Just as invariably, he will have broken each one before the month is out, and the shame returns, tinged now with failure and self-recrimination, persisting until the season turns and the brightening days of Spring inspire a corresponding brightening of his mood
This year, his first resolution was to be kinder to himself and set more reasonable goals that don't require him to turn his whole life upside down or attempt to change his essential nature.

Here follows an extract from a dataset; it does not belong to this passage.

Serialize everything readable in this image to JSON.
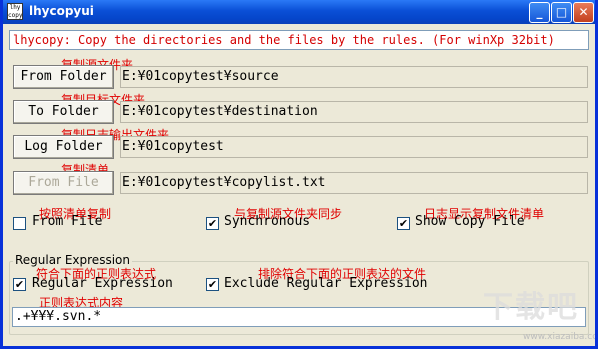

His newest list should be far easier to accomplish; each change is small but attainable, improving his life in increments rather than attempting to overhaul it completely.
Halfway through January, he'd already achieved two of his goals – 'cut down number of sugars in tea' and 'take stairs rather than lift at work' – and buoyed by these early victories, flushed with pleasure at his success, he felt confident enough to tackle one of the more taxing and time-consuming of his resolutions.
'Declutter the house'.
Whilst England would never want his home to be a sleek chrome and leather paean to modernity like France's apartment is – and cold, empty and soulless as a consequence, to England's mind – he does find himself envying how simple it must be to keep it clean and organised. England's entire house is a dust trap writ large, and he's forever losing things in it, not because he's especially careless or forgetful, but because he has so much stuff that anything set down for a moment or two is in danger of being absorbed into his centuries-worth of accreted possessions and thence disappearing beyond hope of easy recovery. He's misplaced countless important documents that way, along with near every pen he's ever owned.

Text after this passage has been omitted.